İlk Derece Mahkemesince yapılan yargılama sonunda; dava konusu taşınmazın orman olduğu gerekçesiyle tespit harici bırakıldığı, sonrasında yapılan orman kadastrosu sonucunda orman sınırları dışına çıkarıldığı, 3402 sayılı Kadastro Kanunu'na 5831 sayılı Tapu Kanunu İle Bazı Kanunlarda Değişiklik Yapılmasına Dair Kanun'un (5831 sayılı Kanun ) Geçici 9 uncu maddesi ile eklenen 8 inci maddesi uyarınca bölgede yapılan kadastroda "taşınmazın, tapu ve vergi kayıt defterinde kaydına rastlanılmadığı, zilyedi adına kazandırıcı zamanaşımı koşullarının oluştuğu gerekçesiyle" davalı adına tespitinin yapıldığı, tutanakların 30.05.2016 tarihinde askı ilanının yapıldığı ve 30.06.2016 tarihinde kesinleştiği, orman ve ziraat mühendisi bilirkişilerin raporlarına göre tescile konu taşınmazın orman sayılan yer veya orman içi açıklık olmadığı, yine zilyetlikle tescile konu olabilecek arazilerden olduğu, mahalli bilirkişi beyanlarına göre davalının eklemeli zilyetlik süresinin 60 yılı bulduğu, harita ve jeodezi mühendisi bilirkişi tarafından hazırlanan rapora göre 1953, 1959, 1969, 1987 tarihli hava fotoğraflarında, 1963 ve 1989 memleket haritalarında ve 2021 yılı Google Earth görüntülerine göre taşınmazın tarla vasfında olduğu, taşınmazın 20 yılı aşkın süredir davalı tarafından fiilen kullanıldığı, bu halde TMK'nın 713 üncü maddesinde belirtilen kazandırıcı zamanaşımı nedeniyle iktisap koşullarının davalı lehine oluştuğu, Hazine tarafından ecrimisil ihbarnamesi düzenlenmesinin ve hatta bu bedelin ödenmesinin Hazinenin üstün hak iddiasının tanındığı anlamına gelmeyeceği gibi zamanaşımını da kesmeyeceği gerekçesiyle davanın reddine karar verilmiştir.
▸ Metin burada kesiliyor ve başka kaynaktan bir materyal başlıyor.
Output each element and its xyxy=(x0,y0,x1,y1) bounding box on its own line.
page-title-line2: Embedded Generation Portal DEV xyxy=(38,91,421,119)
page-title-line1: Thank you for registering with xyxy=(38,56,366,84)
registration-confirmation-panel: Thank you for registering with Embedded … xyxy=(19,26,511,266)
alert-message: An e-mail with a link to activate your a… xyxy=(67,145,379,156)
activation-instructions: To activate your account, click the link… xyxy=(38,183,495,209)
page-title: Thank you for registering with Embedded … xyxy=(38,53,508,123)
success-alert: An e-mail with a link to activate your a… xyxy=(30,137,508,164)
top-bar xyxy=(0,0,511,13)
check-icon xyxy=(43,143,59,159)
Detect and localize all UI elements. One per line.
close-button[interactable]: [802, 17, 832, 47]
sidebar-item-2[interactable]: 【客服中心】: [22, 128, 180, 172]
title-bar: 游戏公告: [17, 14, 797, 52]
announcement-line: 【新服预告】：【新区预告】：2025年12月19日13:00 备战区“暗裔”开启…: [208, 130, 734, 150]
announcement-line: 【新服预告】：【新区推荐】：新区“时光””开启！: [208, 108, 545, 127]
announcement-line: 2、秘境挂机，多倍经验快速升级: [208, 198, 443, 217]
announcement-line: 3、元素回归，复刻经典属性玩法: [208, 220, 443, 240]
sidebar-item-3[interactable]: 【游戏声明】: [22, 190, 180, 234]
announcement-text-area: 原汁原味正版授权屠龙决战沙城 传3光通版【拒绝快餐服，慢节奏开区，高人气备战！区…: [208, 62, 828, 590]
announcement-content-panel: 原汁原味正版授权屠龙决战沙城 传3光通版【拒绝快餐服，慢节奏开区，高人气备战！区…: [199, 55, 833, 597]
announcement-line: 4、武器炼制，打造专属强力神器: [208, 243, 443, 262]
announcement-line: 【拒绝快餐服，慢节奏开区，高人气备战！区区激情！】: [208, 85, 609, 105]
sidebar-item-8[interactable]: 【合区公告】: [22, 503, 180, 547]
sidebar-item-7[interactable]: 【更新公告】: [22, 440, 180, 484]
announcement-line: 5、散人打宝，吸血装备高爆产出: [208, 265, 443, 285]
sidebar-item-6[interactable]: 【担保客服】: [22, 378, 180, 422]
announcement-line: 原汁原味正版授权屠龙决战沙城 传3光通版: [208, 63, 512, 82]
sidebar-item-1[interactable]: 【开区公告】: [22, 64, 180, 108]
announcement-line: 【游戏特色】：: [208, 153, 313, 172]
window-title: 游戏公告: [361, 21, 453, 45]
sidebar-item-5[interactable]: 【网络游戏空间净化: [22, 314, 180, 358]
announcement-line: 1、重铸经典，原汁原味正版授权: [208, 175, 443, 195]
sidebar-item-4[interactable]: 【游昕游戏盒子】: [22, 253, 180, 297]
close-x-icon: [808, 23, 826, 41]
İlk Derece Mahkemesi hükmüne karşı, davacı vekilince istinaf yoluna başvurulması üzerine Konya Bölge Adliye Mahkemesi 1. Hukuk Dairesince, dosya içeriği ve toplanan delillere göre kaldırma ilamı öncesi keşifte alınan yeminli beyanlar nedeniyle mahalli bilirkişi ... ...'ın yemin ettirilmeden dinlenmesi esasa etkili görülmemiş, mahkemece yukarıda yazılı gerekçe ile davanın reddine karar verilmesinde hukuka aykırı yön bulunmadığından davacı vekilinin istinaf başvurusunun esastan reddine karar verilmiş ve iş bu karar davacı vekili tarafından temyiz edilmiştir.
Tarafların karşılıklı iddia ve savunmalarına, dayandıkları belgelere, uyuşmazlığa uygulanması gereken hukuk kuralları ile hukuki ilişkinin nitelendirilmesine, dava şartlarına, yargılama ve ispat kuralları ile İlk Derece Mahkemesi ve Bölge Adliye Mahkemesi kararlarındaki gerekçelere, 6100 sayılı Hukuk Muhakemeleri Kanunu'nun (6100 sayılı Kanun) 369/1 inci maddesi de gözetilerek yapılan incelemede aynı Kanun’un 371 inci maddesinde yer alan sebeplerden biri de bulunmadığına göre, temyizen incelenen karar usul ve kanuna uygun olup davacı vekilinin temyiz dilekçesinde ileri sürdüğü nedenler kararın bozulmasını gerektirecek nitelikte görülmemiştir.
SONUÇ: Açıklanan nedenlerle;
Temyiz olunan Bölge Adliye Mahkemesi kararının 6100 sayılı Kanun'un 370 inci maddesi uyarınca ONANMASINA,
Hazine harçtan muaf olduğundan, harç alınmasına yer olmadığına,
Dosyanın İlk Derece Mahkemesine, kararın bir örneğinin Bölge Adliye Mahkemesine gönderilmesine,
20.03.2025 tarihinde oy birliğiyle karar verildi.